Fuentes: Estrella digital

Parece obligado hacer alguna alusión a Gibraltar, ahora que se han cumplido 300 años de su ocupación militar por el Reino Unido y una serie de actos allí celebrados han puesto otra vez de manifiesto la existencia de un conflicto de difícil resolución entre España y la potencia colonial británica. Sería necesario empezar repasando brevemente […]

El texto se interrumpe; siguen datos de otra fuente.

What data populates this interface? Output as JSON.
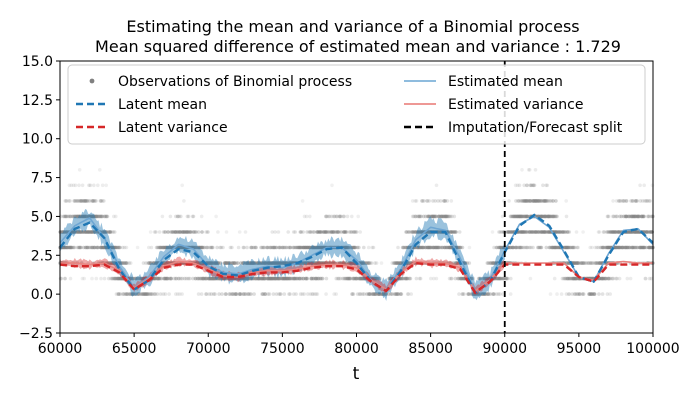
{
  "chart_data": {
    "type": "line",
    "title_line1": "Estimating the mean and variance of a Binomial process",
    "title_line2": "Mean squared difference of estimated mean and variance : 1.729",
    "xlabel": "t",
    "ylabel": "",
    "xlim": [
      60000,
      100000
    ],
    "ylim": [
      -2.5,
      15.0
    ],
    "x_ticks": [
      {
        "value": 60000,
        "label": "60000"
      },
      {
        "value": 65000,
        "label": "65000"
      },
      {
        "value": 70000,
        "label": "70000"
      },
      {
        "value": 75000,
        "label": "75000"
      },
      {
        "value": 80000,
        "label": "80000"
      },
      {
        "value": 85000,
        "label": "85000"
      },
      {
        "value": 90000,
        "label": "90000"
      },
      {
        "value": 95000,
        "label": "95000"
      },
      {
        "value": 100000,
        "label": "100000"
      }
    ],
    "y_ticks": [
      {
        "value": -2.5,
        "label": "−2.5"
      },
      {
        "value": 0.0,
        "label": "0.0"
      },
      {
        "value": 2.5,
        "label": "2.5"
      },
      {
        "value": 5.0,
        "label": "5.0"
      },
      {
        "value": 7.5,
        "label": "7.5"
      },
      {
        "value": 10.0,
        "label": "10.0"
      },
      {
        "value": 12.5,
        "label": "12.5"
      },
      {
        "value": 15.0,
        "label": "15.0"
      }
    ],
    "grid": false,
    "legend_position": "top",
    "split_x": 90000,
    "legend": [
      {
        "label": "Observations of Binomial process",
        "kind": "marker",
        "color": "#808080"
      },
      {
        "label": "Latent mean",
        "kind": "dashed",
        "color": "#1f77b4"
      },
      {
        "label": "Latent  variance",
        "kind": "dashed",
        "color": "#d62728"
      },
      {
        "label": "Estimated mean",
        "kind": "solid",
        "color": "#7fb3d9"
      },
      {
        "label": "Estimated variance",
        "kind": "solid",
        "color": "#ec8a86"
      },
      {
        "label": "Imputation/Forecast split",
        "kind": "dashed",
        "color": "#000000"
      }
    ],
    "series": [
      {
        "role": "latent_mean",
        "x": [
          60000,
          61000,
          62000,
          63000,
          64000,
          65000,
          66000,
          67000,
          68000,
          69000,
          70000,
          71000,
          72000,
          73000,
          74000,
          75000,
          76000,
          77000,
          78000,
          79000,
          80000,
          81000,
          82000,
          83000,
          84000,
          85000,
          86000,
          87000,
          88000,
          89000,
          90000,
          91000,
          92000,
          93000,
          94000,
          95000,
          96000,
          97000,
          98000,
          99000,
          100000
        ],
        "values": [
          3.0,
          4.2,
          4.6,
          3.6,
          1.6,
          0.3,
          0.9,
          2.2,
          2.9,
          2.7,
          1.8,
          1.3,
          1.2,
          1.5,
          1.7,
          1.8,
          2.0,
          2.4,
          2.9,
          3.0,
          2.0,
          0.8,
          0.2,
          1.5,
          3.2,
          4.0,
          4.0,
          2.0,
          0.1,
          0.8,
          2.7,
          4.4,
          5.1,
          4.4,
          2.8,
          1.1,
          0.8,
          2.5,
          4.0,
          4.2,
          3.3
        ]
      },
      {
        "role": "latent_variance",
        "x": [
          60000,
          61000,
          62000,
          63000,
          64000,
          65000,
          66000,
          67000,
          68000,
          69000,
          70000,
          71000,
          72000,
          73000,
          74000,
          75000,
          76000,
          77000,
          78000,
          79000,
          80000,
          81000,
          82000,
          83000,
          84000,
          85000,
          86000,
          87000,
          88000,
          89000,
          90000,
          91000,
          92000,
          93000,
          94000,
          95000,
          96000,
          97000,
          98000,
          99000,
          100000
        ],
        "values": [
          1.9,
          1.8,
          1.8,
          1.9,
          1.4,
          0.3,
          0.9,
          1.7,
          1.9,
          1.9,
          1.5,
          1.1,
          1.1,
          1.3,
          1.4,
          1.4,
          1.5,
          1.7,
          1.8,
          1.8,
          1.6,
          0.8,
          0.2,
          1.3,
          2.0,
          1.9,
          1.9,
          1.6,
          0.1,
          0.8,
          1.9,
          1.9,
          1.9,
          1.9,
          1.9,
          1.1,
          0.8,
          1.9,
          1.9,
          1.9,
          1.9
        ]
      },
      {
        "role": "estimated_mean",
        "x": [
          60000,
          61000,
          62000,
          63000,
          64000,
          65000,
          66000,
          67000,
          68000,
          69000,
          70000,
          71000,
          72000,
          73000,
          74000,
          75000,
          76000,
          77000,
          78000,
          79000,
          80000,
          81000,
          82000,
          83000,
          84000,
          85000,
          86000,
          87000,
          88000,
          89000,
          90000,
          91000,
          92000,
          93000,
          94000,
          95000,
          96000,
          97000,
          98000,
          99000,
          100000
        ],
        "values": [
          3.3,
          4.4,
          4.9,
          3.6,
          1.8,
          0.4,
          1.1,
          2.4,
          3.2,
          2.9,
          1.8,
          1.4,
          1.3,
          1.6,
          1.8,
          1.7,
          2.0,
          2.5,
          3.0,
          3.0,
          2.2,
          0.9,
          0.3,
          1.6,
          3.5,
          4.3,
          4.1,
          2.3,
          0.2,
          0.9,
          2.8,
          4.5,
          5.0,
          4.3,
          2.7,
          1.1,
          0.8,
          2.6,
          4.1,
          4.2,
          3.2
        ]
      },
      {
        "role": "estimated_variance",
        "x": [
          60000,
          61000,
          62000,
          63000,
          64000,
          65000,
          66000,
          67000,
          68000,
          69000,
          70000,
          71000,
          72000,
          73000,
          74000,
          75000,
          76000,
          77000,
          78000,
          79000,
          80000,
          81000,
          82000,
          83000,
          84000,
          85000,
          86000,
          87000,
          88000,
          89000,
          90000,
          91000,
          92000,
          93000,
          94000,
          95000,
          96000,
          97000,
          98000,
          99000,
          100000
        ],
        "values": [
          2.0,
          2.0,
          1.9,
          2.0,
          1.5,
          0.4,
          1.0,
          1.8,
          2.1,
          2.0,
          1.6,
          1.2,
          1.1,
          1.4,
          1.5,
          1.5,
          1.6,
          1.8,
          1.9,
          1.9,
          1.7,
          0.9,
          0.3,
          1.4,
          2.1,
          2.0,
          2.0,
          1.7,
          0.2,
          0.9,
          2.0,
          2.0,
          2.0,
          2.0,
          2.0,
          1.1,
          0.9,
          2.0,
          2.1,
          2.0,
          2.0
        ]
      }
    ],
    "observation_levels": [
      0,
      1,
      2,
      3,
      4,
      5,
      6,
      7,
      8
    ]
  }
}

Parece obligado hacer alguna alusión a Gibraltar, ahora que se han cumplido 300 años de su ocupación militar por el Reino Unido y una serie de actos allí celebrados han puesto otra vez de manifiesto la existencia de un conflicto de difícil resolución entre España y la potencia colonial británica.

Sería necesario empezar repasando brevemente algunos datos históricos. Para hacerlo desde una perspectiva algo distinta de la habitual, conviene empezar en otro lugar, a unos 1800 km al NE de La Roca. En agosto de 1704, los ejércitos franceses sufrían en Blenheim (hoy Blindhein, pequeño pueblo bávaro situado sobre el Danubio) su primer gran descalabro militar en casi medio siglo de campañas victoriosas, a manos del famoso «Mambrú» (John Churchill, primer duque de Marlborough), aliado con el príncipe Eugenio de Saboya. Esta batalla, descrita con detalle en los textos de Historia Militar, fue una de las principales de la Guerra de Sucesión al trono de España, tras morir Carlos II sin herederos directos. Dos aspirantes – un archiduque austriaco y un príncipe francés – luchaban por sucederle, apoyados por sendas coaliciones internacionales. En esa batalla se enfrentaron franceses y bávaros por un lado, e ingleses y austriacos por el otro.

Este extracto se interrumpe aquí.